2010年3月 2日

自分

 このごろあまり言わなくなったな。「自分の確立」。これ、大事だと思うよ。
 いつの時代になってもきちんと求められてしかるべきものだ。
 ボクたちは、今、自分の人生しか送ることはできない。いまさら、
大富豪のうちに生まれていたら、とか、株で大儲けして南の島で豪遊、とか、
会社を興して上場だ、なんてのも難しいだろう。目指すことは悪くないけどね。

 ただ、自分が確立していればあまりうらやましく感じることはないはずだ。
 ボクなども「株で大儲け」とか読むと「くっそー、うまくやりやがって」
と思ってしまう。だけれども、と同時に自分でも株売買はやっていて、
そんなに簡単に儲かることでもないこともよく分かってる。
 やはり雑誌などで儲かった人が取り上げられるのは数が少ないから、なんだ。

 それを見て「オレもなりたい」「ちくしょう」、と思うか、どっちに
してもなんとなくつまらない気がする。

 よくボクたちは子供のころ言われたもんだ。言われたよね。
 「よそはよそ、うちはうち」って。
 「あの子は毎日お菓子を買ってもらえるんだって、だから買ってよ」、
 「よそはよそ、うちはうち。
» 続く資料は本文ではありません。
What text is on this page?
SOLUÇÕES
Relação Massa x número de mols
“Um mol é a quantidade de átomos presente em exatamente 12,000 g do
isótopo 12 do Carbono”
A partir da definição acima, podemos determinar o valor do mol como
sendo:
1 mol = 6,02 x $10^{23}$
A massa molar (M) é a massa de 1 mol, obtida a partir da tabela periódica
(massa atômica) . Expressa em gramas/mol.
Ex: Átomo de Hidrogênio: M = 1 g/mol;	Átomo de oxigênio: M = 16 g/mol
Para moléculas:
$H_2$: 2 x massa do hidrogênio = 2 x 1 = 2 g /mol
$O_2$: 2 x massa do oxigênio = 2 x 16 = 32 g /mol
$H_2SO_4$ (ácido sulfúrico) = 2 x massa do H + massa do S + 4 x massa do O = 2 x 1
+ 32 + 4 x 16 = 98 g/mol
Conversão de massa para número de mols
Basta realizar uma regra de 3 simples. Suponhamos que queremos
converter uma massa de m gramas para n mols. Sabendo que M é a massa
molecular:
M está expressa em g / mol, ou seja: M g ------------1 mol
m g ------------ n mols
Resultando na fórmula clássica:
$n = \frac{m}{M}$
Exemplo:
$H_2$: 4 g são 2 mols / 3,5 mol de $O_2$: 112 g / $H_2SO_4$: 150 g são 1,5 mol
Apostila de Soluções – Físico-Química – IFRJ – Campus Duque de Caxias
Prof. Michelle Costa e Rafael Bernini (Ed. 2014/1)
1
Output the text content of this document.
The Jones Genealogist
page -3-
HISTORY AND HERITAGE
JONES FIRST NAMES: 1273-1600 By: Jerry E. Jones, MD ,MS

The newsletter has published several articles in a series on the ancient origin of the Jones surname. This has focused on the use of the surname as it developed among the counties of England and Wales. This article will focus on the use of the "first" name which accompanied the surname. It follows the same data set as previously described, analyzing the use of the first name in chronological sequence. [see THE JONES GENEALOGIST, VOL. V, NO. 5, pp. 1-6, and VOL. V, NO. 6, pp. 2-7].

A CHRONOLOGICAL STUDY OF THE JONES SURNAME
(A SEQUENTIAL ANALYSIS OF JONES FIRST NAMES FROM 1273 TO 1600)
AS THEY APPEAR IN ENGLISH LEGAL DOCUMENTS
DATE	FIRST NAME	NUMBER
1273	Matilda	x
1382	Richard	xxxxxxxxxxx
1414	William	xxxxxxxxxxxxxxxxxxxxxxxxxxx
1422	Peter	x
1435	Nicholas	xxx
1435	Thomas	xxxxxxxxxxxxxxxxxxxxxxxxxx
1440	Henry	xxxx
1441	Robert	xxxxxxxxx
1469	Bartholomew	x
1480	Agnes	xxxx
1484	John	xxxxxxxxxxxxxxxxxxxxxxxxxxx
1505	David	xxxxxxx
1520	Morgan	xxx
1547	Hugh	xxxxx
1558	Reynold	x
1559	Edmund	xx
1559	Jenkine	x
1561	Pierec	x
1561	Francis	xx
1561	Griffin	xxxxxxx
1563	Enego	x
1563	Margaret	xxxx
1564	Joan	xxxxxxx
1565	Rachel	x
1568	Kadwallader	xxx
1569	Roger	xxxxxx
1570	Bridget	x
そんなにあの子が良いんだったら、もう
帰ってこなくていいよ」。ちゃんちゃん。現実を知る。

 だが、これは子供の話じゃなくてさ、大人になっても必要なことじゃ
ないかな。無意味に欲しがっても精神衛生上、良くないでしょ。

 これは諦観という難しい言葉に置き換えることもできる。あきらめる
気持ちだな。ただ、「あきらめる」って書くとなんとなく残念な気も
するが、諦観はもっと深くて「自分の分をきちんと見極めよう」くらいに
なるはずだ。その中でできる努力はやっていかなくちゃいけない。
 手抜きの理由にはならないんだな。

 ボクたちは上昇志向だから(これはほんとにそうだと思うよ)、
自分にないものを探すのは得意だ。だから不足してるものを見つけて
「まだまだ」って思っちゃう。だけど、それだけじゃないんじゃないかな。
 たまには思い出そう。「よそはよそ、うちはうち」。自分に与えられた
ものをきちんと見つめてやれることをやろう。これ、自分にも言えるな。